Retour à la scène

Sur l’herbe grasse, les clochettes couchées par le vent semblent embrasser leur ombre. Il va faire chaud et déjà, au pied de l’arbre, la cisaille des grillons perce le silence. Tout le village a été averti, ce soir il y a spectacle. A la salle des fêtes, tout à l’heure, ça s’agitera derrière le rideau de scène. Il y a beaucoup à préparer pour le bal et pour le concert qui le précédera.

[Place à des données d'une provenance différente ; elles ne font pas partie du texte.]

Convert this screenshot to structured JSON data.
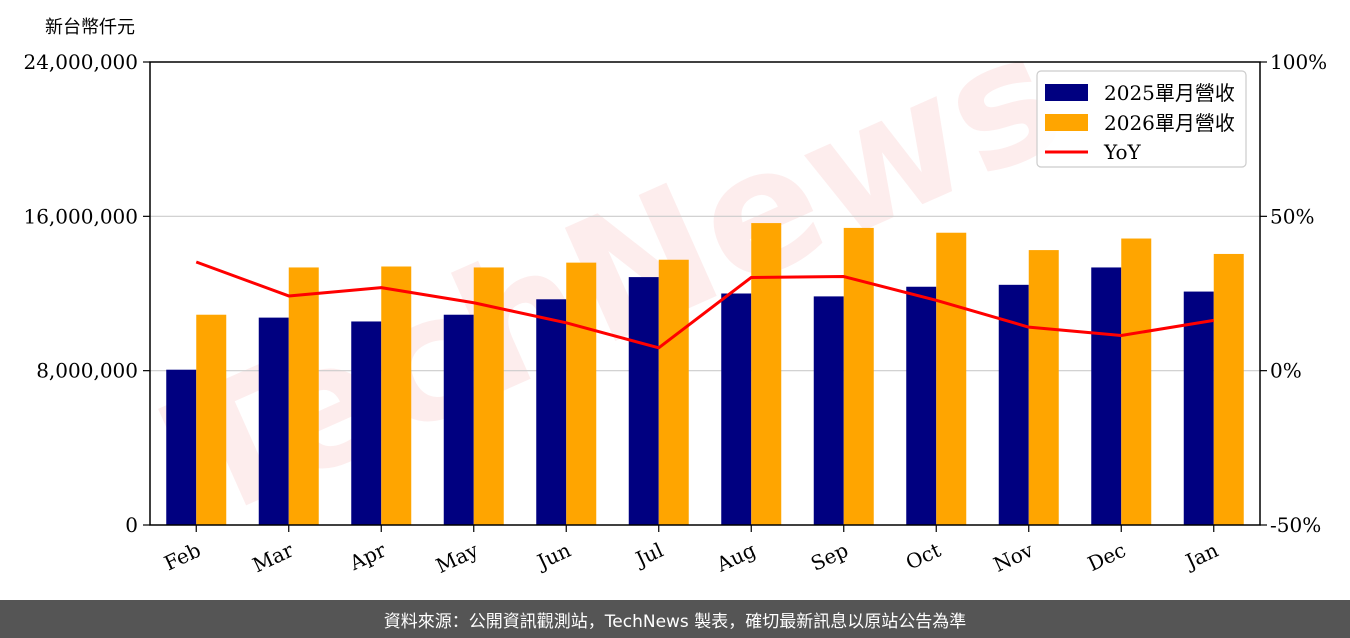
{
  "watermark": "TechNews",
  "footer": {
    "source_text": "資料來源：公開資訊觀測站，TechNews 製表，確切最新訊息以原站公告為準"
  },
  "chart_data": {
    "type": "bar",
    "title": "",
    "unit_label": "新台幣仟元",
    "categories": [
      "Feb",
      "Mar",
      "Apr",
      "May",
      "Jun",
      "Jul",
      "Aug",
      "Sep",
      "Oct",
      "Nov",
      "Dec",
      "Jan"
    ],
    "series": [
      {
        "name": "2025單月營收",
        "type": "bar",
        "axis": "left",
        "color": "#000080",
        "values": [
          8050000,
          10750000,
          10550000,
          10900000,
          11700000,
          12850000,
          12000000,
          11850000,
          12350000,
          12450000,
          13350000,
          12100000
        ]
      },
      {
        "name": "2026單月營收",
        "type": "bar",
        "axis": "left",
        "color": "#FFA500",
        "values": [
          10900000,
          13350000,
          13400000,
          13350000,
          13600000,
          13750000,
          15650000,
          15400000,
          15150000,
          14250000,
          14850000,
          14050000
        ]
      },
      {
        "name": "YoY",
        "type": "line",
        "axis": "right",
        "color": "#FF0000",
        "values": [
          35.2,
          24.2,
          26.9,
          22.0,
          15.5,
          7.4,
          30.2,
          30.5,
          22.8,
          14.1,
          11.4,
          16.3
        ]
      }
    ],
    "y_left": {
      "min": 0,
      "max": 24000000,
      "ticks": [
        "0",
        "8,000,000",
        "16,000,000",
        "24,000,000"
      ]
    },
    "y_right": {
      "min": -50,
      "max": 100,
      "ticks": [
        "-50%",
        "0%",
        "50%",
        "100%"
      ]
    },
    "grid": true,
    "legend": "top-right"
  }
}
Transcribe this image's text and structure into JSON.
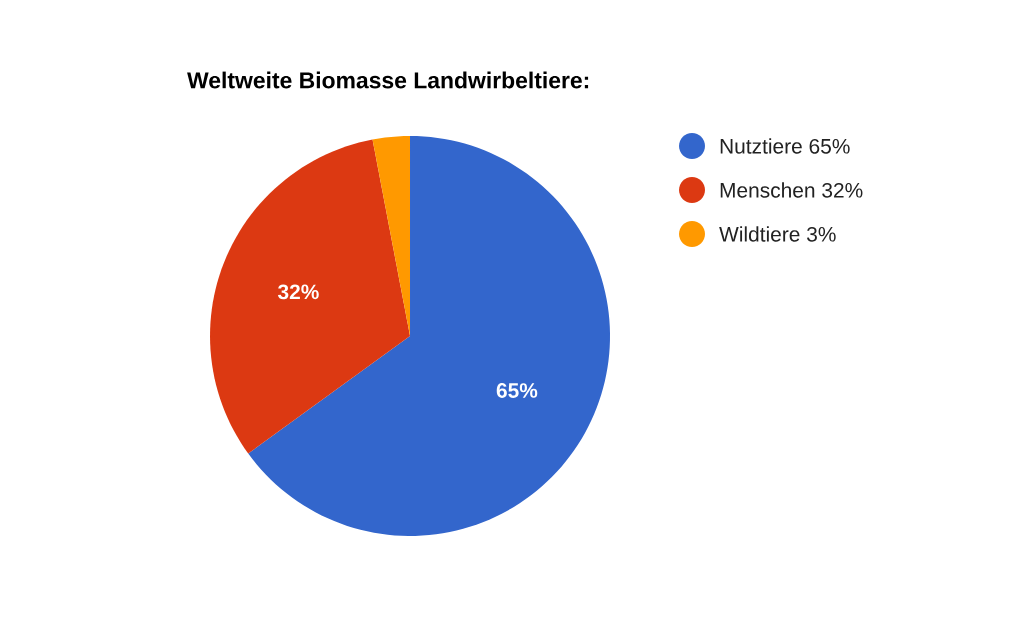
{
  "chart_data": {
    "type": "pie",
    "title": "Weltweite Biomasse Landwirbeltiere:",
    "categories": [
      "Nutztiere 65%",
      "Menschen 32%",
      "Wildtiere 3%"
    ],
    "values": [
      65,
      32,
      3
    ],
    "colors": [
      "#3366cc",
      "#dc3912",
      "#ff9900"
    ],
    "value_labels": [
      "65%",
      "32%",
      null
    ],
    "legend": "right"
  }
}
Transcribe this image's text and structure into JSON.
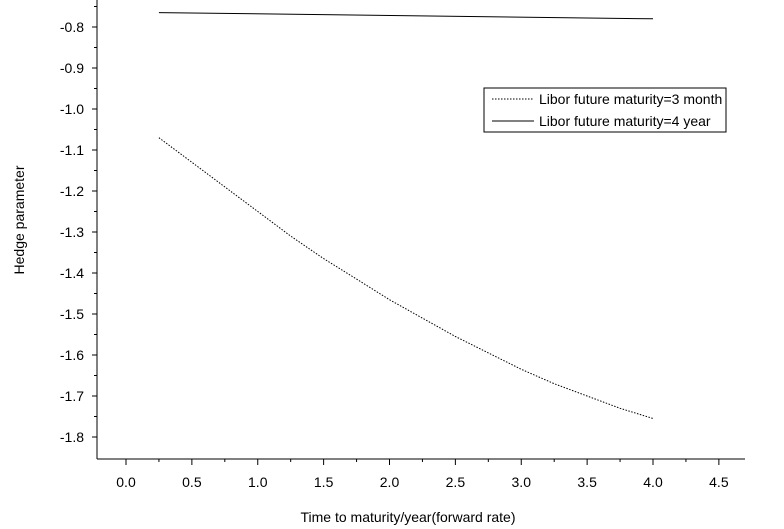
{
  "chart_data": {
    "type": "line",
    "title": "",
    "xlabel": "Time to maturity/year(forward rate)",
    "ylabel": "Hedge parameter",
    "xlim": [
      -0.25,
      4.5
    ],
    "ylim": [
      -1.85,
      -0.75
    ],
    "x_ticks": [
      "0.0",
      "0.5",
      "1.0",
      "1.5",
      "2.0",
      "2.5",
      "3.0",
      "3.5",
      "4.0",
      "4.5"
    ],
    "y_ticks": [
      "-0.8",
      "-0.9",
      "-1.0",
      "-1.1",
      "-1.2",
      "-1.3",
      "-1.4",
      "-1.5",
      "-1.6",
      "-1.7",
      "-1.8"
    ],
    "grid": false,
    "legend_position": "top-right",
    "series": [
      {
        "name": "Libor future maturity=3 month",
        "style": "dashed",
        "color": "#000000",
        "x": [
          0.25,
          0.5,
          0.75,
          1.0,
          1.25,
          1.5,
          1.75,
          2.0,
          2.25,
          2.5,
          2.75,
          3.0,
          3.25,
          3.5,
          3.75,
          4.0
        ],
        "y": [
          -1.07,
          -1.13,
          -1.19,
          -1.25,
          -1.31,
          -1.365,
          -1.415,
          -1.465,
          -1.51,
          -1.555,
          -1.595,
          -1.635,
          -1.67,
          -1.7,
          -1.73,
          -1.755
        ]
      },
      {
        "name": "Libor future maturity=4 year",
        "style": "solid",
        "color": "#000000",
        "x": [
          0.25,
          4.0
        ],
        "y": [
          -0.765,
          -0.78
        ]
      }
    ]
  }
}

Chez lui, le jazzman vient de se lever ; les ombres chinoises s’animent sur la surface blanche de cette journée qui marque son retour. Pour renouer avec sa passion de jeunesse, il a choisi ce village du Morvan dans lequel il passe ses étés depuis… vingt ans maintenant. Il profite du petit matin pour ouvrir en grand les fenêtres ; après il fermera jusqu’aux volets pour préserver la fraîcheur apportée par la nuit. Sa clarinette repose dans son étui. Ce n’est pas le jour du spectacle qu’il faut s’entraîner ; il prendra juste trente minutes pour s’échauffer avant le lever de rideau, c’est le meilleur conseil que lui a donné son premier maître du jeu et il ne l’a jamais oublié. Il y a déjà pensé : ce matin, il va rejoindre le haut des collines par le Hameau des Joncs avant de redescendre vers le village en contournant la Ferme des Bidets. Il aura le temps de se préparer mentalement. C’est qu’il n’est pas un artiste accompli et de savoir qu’il sera écouté et peut-être applaudi lui donne un trac fou. L’art vit, se répète-t-il comme un mantra. Et je suis vivant, ajoute-t-il en se versant une tasse de thé. Il touche sa barbe au poil soyeux et allume son téléphone blanc. Bingo, un message de Gena qui lui souhaite le meilleur pour ce retour à la scène. Il lui envoie des petits cœurs. Il glisse l’appareil dans sa poche en se promettant de ne pas le rallumer avant le soir. Il veut être tout entier présent à sa journée. L’écho de l’ailleurs est capable de masquer le soleil, il le sait très bien. C’est comme ça qu’il a renoncé à la musique quand celle-ci aurait pu rester le centre de son existence. Il respire profondément, sort la marmelade du frigidaire et coupe deux tranches de pain. Il jette un œil au tableau mauve, l’un des derniers de Rebecca. Une ombre se glisse dans son regard. Vite, il avale son petit déjeuner et noue ses chaussures.